Embassy of Venezuela in Washington, D.C. United States (Wikipedia)
By Gary Raynaldo – DIPLOMATIC TIMES
The Venezuela embassy in Washington DC has shuttered operations after the ouster of opposition leader Juan Guaido, according to a press release to the media. “We inform the Venezuelan community in the United States, and the public in general, that the Venezuelan Embassy in the United States and all its officials formally ceased functions on Thursday, January 5, 2023,” the press release said. In Venezuela’s 2018 election, incumbent Nicolás Maduro was declared re-elected as President for a second six-year term. In 2019 after the opposition-controlled National Assembly rejected the 2018 presidential election results, it established an “interim government” led by Guaido. His associates then seized control of the Venezuelan embassy in 2019. The DC embassy was headed by Carlos Vecchio, who served as Guaidó’s ambassador to the US and as a leader of the opposition party Voluntad Popular. Vecchio took to Twitter to characterize the embassy closure as a “political, economic and moral mistake” of the opposition, adding , “Maduro is the only one who benefits from this decision.”
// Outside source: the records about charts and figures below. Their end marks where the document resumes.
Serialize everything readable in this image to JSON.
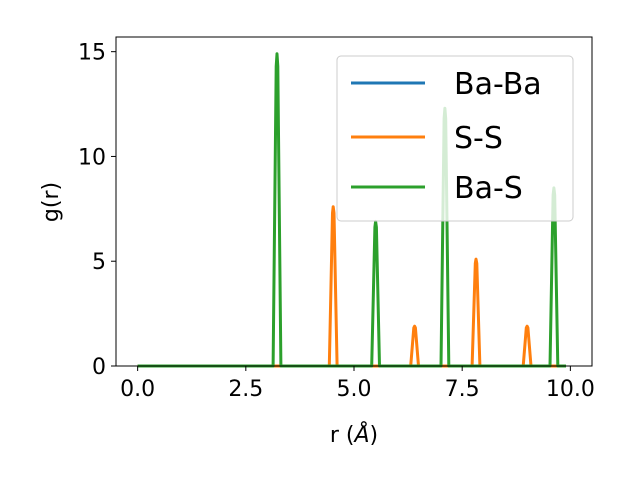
{
  "chart_data": {
    "type": "line",
    "xlabel": "r (Å)",
    "ylabel": "g(r)",
    "xlim": [
      -0.5,
      10.5
    ],
    "ylim": [
      0,
      15.7
    ],
    "xticks": [
      0.0,
      2.5,
      5.0,
      7.5,
      10.0
    ],
    "xtick_labels": [
      "0.0",
      "2.5",
      "5.0",
      "7.5",
      "10.0"
    ],
    "yticks": [
      0,
      5,
      10,
      15
    ],
    "ytick_labels": [
      "0",
      "5",
      "10",
      "15"
    ],
    "grid": false,
    "legend_position": "upper right",
    "x_range": [
      0.0,
      9.9
    ],
    "series": [
      {
        "name": "Ba-Ba",
        "color": "#1f77b4",
        "peaks": []
      },
      {
        "name": "S-S",
        "color": "#ff7f0e",
        "peaks": [
          {
            "x": 4.52,
            "y": 7.6
          },
          {
            "x": 6.4,
            "y": 1.9
          },
          {
            "x": 7.82,
            "y": 5.1
          },
          {
            "x": 9.0,
            "y": 1.9
          }
        ]
      },
      {
        "name": "Ba-S",
        "color": "#2ca02c",
        "peaks": [
          {
            "x": 3.22,
            "y": 14.9
          },
          {
            "x": 5.5,
            "y": 6.9
          },
          {
            "x": 7.1,
            "y": 12.3
          },
          {
            "x": 9.62,
            "y": 8.5
          }
        ]
      }
    ]
  }
}
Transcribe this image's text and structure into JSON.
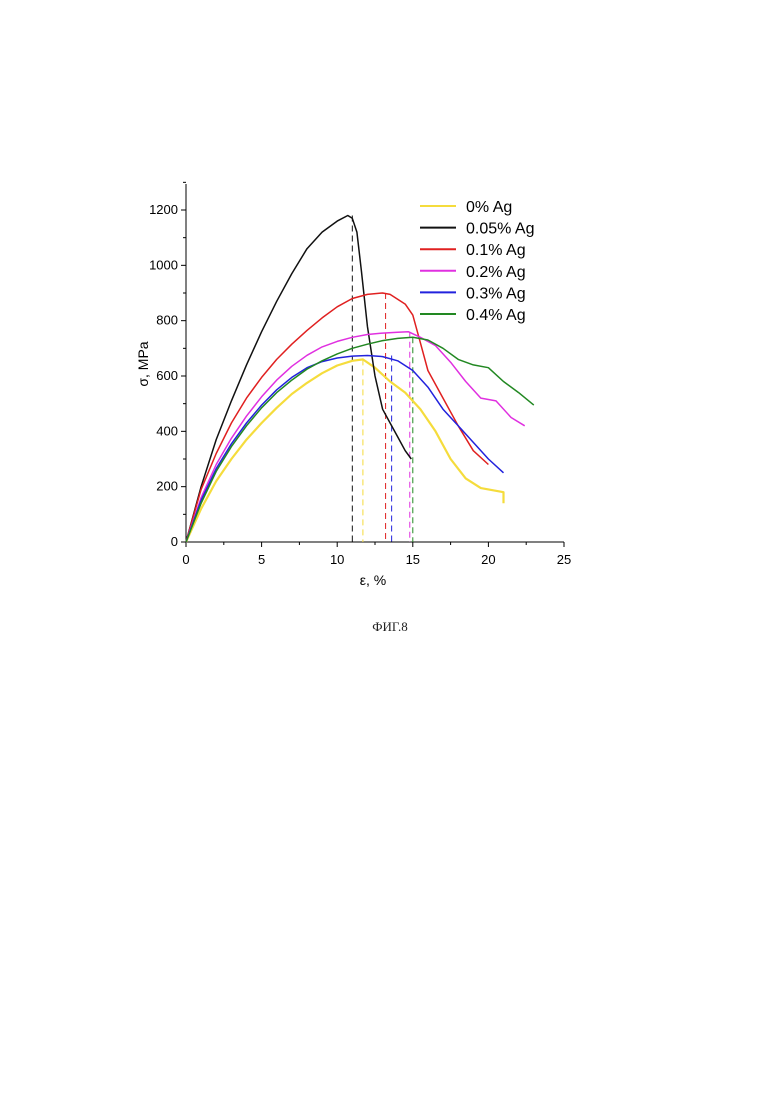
{
  "figure": {
    "caption": "ФИГ.8"
  },
  "chart_data": {
    "type": "line",
    "xlabel": "ε, %",
    "ylabel": "σ, MPa",
    "xlim": [
      0,
      25
    ],
    "ylim": [
      0,
      1300
    ],
    "xticks": [
      0,
      5,
      10,
      15,
      20,
      25
    ],
    "yticks": [
      0,
      200,
      400,
      600,
      800,
      1000,
      1200
    ],
    "grid": false,
    "legend_position": "top-right",
    "series": [
      {
        "name": "0% Ag",
        "color": "#f5dc3c",
        "x": [
          0,
          1,
          2,
          3,
          4,
          5,
          6,
          7,
          8,
          9,
          10,
          11,
          11.7,
          12.5,
          13.5,
          14.5,
          15.5,
          16.5,
          17.5,
          18.5,
          19.5,
          20.5,
          21,
          21
        ],
        "y": [
          0,
          120,
          220,
          300,
          370,
          430,
          485,
          535,
          575,
          610,
          638,
          655,
          660,
          630,
          580,
          540,
          480,
          400,
          300,
          230,
          195,
          185,
          180,
          140
        ],
        "peak_strain": 11.7
      },
      {
        "name": "0.05% Ag",
        "color": "#111111",
        "x": [
          0,
          1,
          2,
          3,
          4,
          5,
          6,
          7,
          8,
          9,
          10,
          10.7,
          11,
          11.3,
          11.6,
          12,
          12.5,
          13,
          13.5,
          14,
          14.5,
          14.9
        ],
        "y": [
          0,
          200,
          370,
          510,
          640,
          760,
          870,
          970,
          1060,
          1120,
          1160,
          1180,
          1170,
          1120,
          980,
          780,
          600,
          480,
          430,
          380,
          330,
          300
        ],
        "peak_strain": 11.0
      },
      {
        "name": "0.1% Ag",
        "color": "#e02020",
        "x": [
          0,
          1,
          2,
          3,
          4,
          5,
          6,
          7,
          8,
          9,
          10,
          11,
          12,
          13,
          13.5,
          14.5,
          15,
          15.5,
          16,
          17,
          18,
          19,
          20
        ],
        "y": [
          0,
          190,
          320,
          430,
          520,
          595,
          660,
          715,
          765,
          810,
          850,
          880,
          895,
          900,
          895,
          860,
          820,
          720,
          620,
          520,
          420,
          330,
          280
        ],
        "peak_strain": 13.2
      },
      {
        "name": "0.2% Ag",
        "color": "#e030e0",
        "x": [
          0,
          1,
          2,
          3,
          4,
          5,
          6,
          7,
          8,
          9,
          10,
          11,
          12,
          13,
          14,
          14.7,
          15.5,
          16.5,
          17.5,
          18.5,
          19.5,
          20.5,
          21.5,
          22.4
        ],
        "y": [
          0,
          160,
          280,
          375,
          455,
          525,
          585,
          635,
          675,
          705,
          725,
          740,
          750,
          755,
          758,
          760,
          740,
          710,
          650,
          580,
          520,
          510,
          450,
          420
        ],
        "peak_strain": 14.8
      },
      {
        "name": "0.3% Ag",
        "color": "#2222dd",
        "x": [
          0,
          1,
          2,
          3,
          4,
          5,
          6,
          7,
          8,
          9,
          10,
          11,
          12,
          13,
          14,
          15,
          16,
          17,
          18,
          19,
          20,
          21
        ],
        "y": [
          0,
          150,
          265,
          355,
          430,
          495,
          550,
          595,
          630,
          652,
          665,
          672,
          674,
          670,
          655,
          620,
          560,
          480,
          420,
          360,
          300,
          250
        ],
        "peak_strain": 13.6
      },
      {
        "name": "0.4% Ag",
        "color": "#228822",
        "x": [
          0,
          1,
          2,
          3,
          4,
          5,
          6,
          7,
          8,
          9,
          10,
          11,
          12,
          13,
          14,
          15,
          16,
          17,
          18,
          19,
          20,
          21,
          22,
          23
        ],
        "y": [
          0,
          140,
          255,
          345,
          420,
          485,
          540,
          585,
          625,
          655,
          680,
          700,
          715,
          728,
          736,
          740,
          730,
          700,
          660,
          640,
          630,
          580,
          540,
          495
        ],
        "peak_strain": 15.0
      }
    ]
  }
}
Four years after the opposition appointed Guaidó interim president, Maduro remains firmly in power. So it seems the opposition lost hope in Guaidó and moved to dissolve the so-called interim government
The DC embassy seizure in 2019 by opposition triggered a weeks-long confrontation by activists supporting the Maduro government. The activist group, which calls themselves the Code Pink, began occupying the embassy on April 14, 2019. They said they were living there in the embassy in order to “protect” it from takeover by representatives of “interim president” Guaidó, who they contended was then U.S. President Trump’s puppet mounting a coup against the Maduro government. The takeover by the pro-Maduro activists garnered the support of the Rev. Jesse Jackson, who stopped by to deliver bags of food and supplies to the anti-war activists holed up in the Venezuelan embassy.
(Photo by Gary Raynaldo / © Diplomatic Times ) Pro-Maduro activists took over and occupied the Venezuela Embassy located on 30th Street N.W. in the tony Georgetown section of Washington D.C. April 14, 2019.
Photo by Gary Raynaldo / © Diplomatic Times / Supporters of interim president Juan Guaidó in front of Venezuela Embassy located on 30th Street N.W. in D.C. May 9, 2022
Police Arrest And Forcibly Remove Pro-Maduro Activists From Venezuela Embassy in DC
Photo by Gary Raynaldo / ©Diplomatic Times / Police outside Venezuela Embassy in Washington D.C. before the remaining activists (in the windows) were arrested and evicted from the diplomatic compound after weeks of occupying the building to protest the “U.S. backed-coup” against President Nicolas Maduro May 15, 2019.
Finally, after a month of an intense standoff, police made their move on May 15, 2019, arresting and evicting the four remaining activists living inside the diplomatic compound in the tony Georgetown section of D.C. Many observers were of the opinion that after Jackson’s dramatic feeding of the activists and his vow to return to deliver more food and supplies, prompted the supporters of Guaidó to pressure the U.S., which recognized Guaidó as the “legitimate” president of Venezuela, to move into action quickly and evict them.